This is the error which I get when I try to `pyximport` in ipython or manually compile the file - http://pastebin.com/nTMGi6wu

I don't understand what I am doing incorrect here. Any suggestions?

Chintak

Yury V. Zaytsev

unread,

Jul 21, 2013, 5:13:57 AM7/21/13

to cython...@googlegroups.com

On Sat, 2013-07-20 at 06:37 -0700, Chintak Sheth wrote:
>
> I don't understand what I am doing incorrect here. Any suggestions?

From your pastebin:

In [3]: import fib
/Users/chintak/.pyxbld/temp.macosx-10.6-intel-2.7/pyrex/fib.c:314:31:
error: numpy/arrayobject.h: No such file or directory
/Users/chintak/.pyxbld/temp.macosx-10.6-intel-2.7/pyrex/fib.c:315:31:
error: numpy/ufuncobject.h: No such file or directory
It's unable to find NumPy header files.

--
Sincerely yours,
Yury V. Zaytsev

Chintak Sheth

unread,

Jul 21, 2013, 5:30:09 AM7/21/13

to cython...@googlegroups.com

Hi Yury,

Oh, I needed to give a setup args,

``import pyximport

pyximport.install(setup_args={"include_dirs": np.get_include()}, reload_support=True)

``

Found an answer on StackOverflow. Just a suggestion, maybe update the docs to this effect? Or is this the case on my system only?

Thanks,

Chintak

Yury V. Zaytsev

unread,

Jul 21, 2013, 5:48:42 AM7/21/13

to cython...@googlegroups.com

On Sun, 2013-07-21 at 15:00 +0530, Chintak Sheth wrote:
>
> Found an answer on StackOverflow. Just a suggestion, maybe update the
> docs to this effect? Or is this the case on my system only?

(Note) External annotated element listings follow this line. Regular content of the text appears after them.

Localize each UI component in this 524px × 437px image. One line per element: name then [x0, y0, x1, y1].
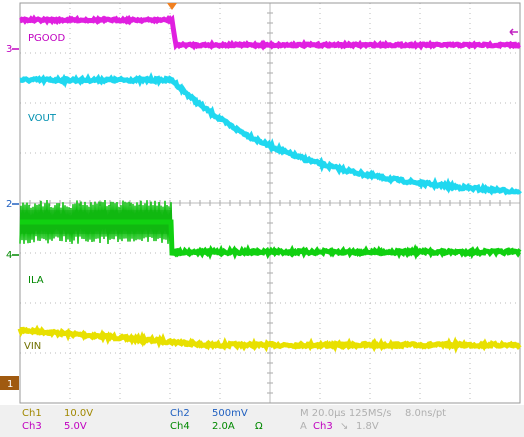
status-text: M 20.0µs 125MS/s	[300, 408, 391, 419]
channel-marker: 4	[6, 250, 12, 261]
channel-marker: 2	[6, 199, 12, 210]
status-text: ↘	[340, 421, 348, 432]
waveforms	[17, 14, 522, 354]
status-text: Ω	[255, 421, 263, 432]
status-text: Ch4	[170, 421, 190, 432]
pgood-trace	[19, 14, 521, 51]
trigger-position	[167, 3, 177, 10]
status-text: 1.8V	[356, 421, 379, 432]
channel-marker: 3	[6, 44, 12, 55]
vout-trace	[19, 72, 522, 196]
trace-label: PGOOD	[28, 33, 66, 44]
status-text: 5.0V	[64, 421, 87, 432]
status-text: 10.0V	[64, 408, 93, 419]
status-text: Ch1	[22, 408, 42, 419]
status-text: 8.0ns/pt	[405, 408, 446, 419]
status-text: 500mV	[212, 408, 248, 419]
channel-marker: 1	[7, 379, 13, 390]
status-text: Ch3	[22, 421, 42, 432]
ila-trace	[20, 219, 522, 260]
vin-trace	[17, 324, 522, 354]
status-text: 2.0A	[212, 421, 235, 432]
channel-marker-box	[0, 376, 19, 390]
status-text: Ch3	[313, 421, 333, 432]
trace-label: ILA	[28, 275, 44, 286]
status-text: A	[300, 421, 307, 432]
status-text: Ch2	[170, 408, 190, 419]
status-bar	[0, 405, 524, 437]
graticule-border	[19, 2, 521, 404]
trace-label: VIN	[24, 341, 41, 352]
trigger-level-marker	[509, 28, 518, 36]
trace-label: VOUT	[28, 113, 57, 124]
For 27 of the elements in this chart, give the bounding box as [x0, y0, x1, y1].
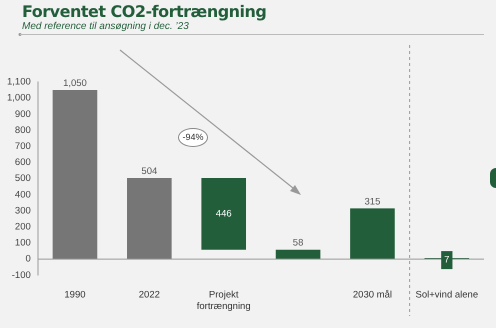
x-tick-label: 1990: [64, 290, 86, 301]
x-tick-label: 2030 mål: [352, 290, 392, 301]
data-label: 7: [444, 254, 450, 266]
y-tick-label: 200: [14, 222, 31, 233]
data-label: 504: [141, 166, 158, 177]
x-tick-label: 2022: [138, 290, 160, 301]
y-tick-label: 0: [25, 254, 31, 265]
y-tick-label: 600: [14, 157, 31, 168]
y-tick-label: 1,000: [6, 92, 31, 104]
y-tick-label: 700: [14, 141, 31, 152]
y-tick-label: 1,100: [6, 76, 31, 88]
data-label: 315: [364, 196, 380, 208]
chart-subtitle: Med reference til ansøgning i dec. ’23: [22, 21, 189, 32]
x-tick-label: Sol+vind alene: [416, 290, 478, 301]
data-label: 58: [292, 238, 304, 249]
annotation: -94%: [178, 128, 208, 147]
y-tick-label: 800: [14, 124, 31, 136]
y-tick-label: 500: [14, 173, 31, 184]
chart-title: Forventet CO2-fortrængning: [22, 2, 266, 21]
data-label: 1,050: [63, 78, 87, 89]
y-tick-label: -100: [12, 270, 31, 281]
y-tick-label: 300: [14, 205, 31, 216]
y-tick-label: 100: [14, 238, 31, 249]
x-tick-label: Projekt fortrængning: [196, 290, 251, 312]
y-tick-label: 400: [14, 189, 31, 200]
data-label: 446: [216, 208, 232, 220]
y-tick-label: 900: [14, 108, 31, 120]
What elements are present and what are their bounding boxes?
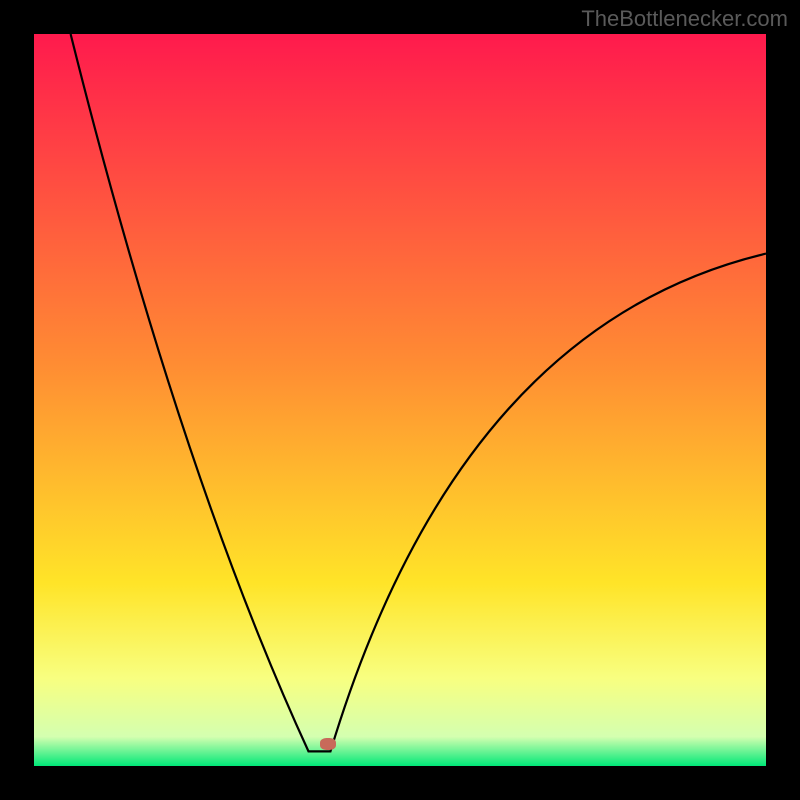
watermark: TheBottlenecker.com <box>581 6 788 32</box>
bottleneck-curve <box>34 34 766 766</box>
chart-plot-area <box>34 34 766 766</box>
curve-path <box>71 34 766 751</box>
optimum-marker <box>320 738 336 750</box>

Feel free to submit a pull request, and Cython developers will handle
it. Personally, I see no reason why an explicit mention of this fact
would be in any way inappropriate for the pyximport docs.

Chintak Sheth

unread,

Jul 21, 2013, 5:57:44 AM7/21/13

to cython...@googlegroups.com

On Sun, Jul 21, 2013 at 3:18 PM, Yury V. Zaytsev <yu...@shurup.com> wrote:

Feel free to submit a pull request, and Cython developers will handle
it. Personally, I see no reason why an explicit mention of this fact
would be in any way inappropriate for the pyximport docs.

Sure will! :)

On another note, is there a way to profile a function specifically and see how much time the function calls or statements take inside of that function?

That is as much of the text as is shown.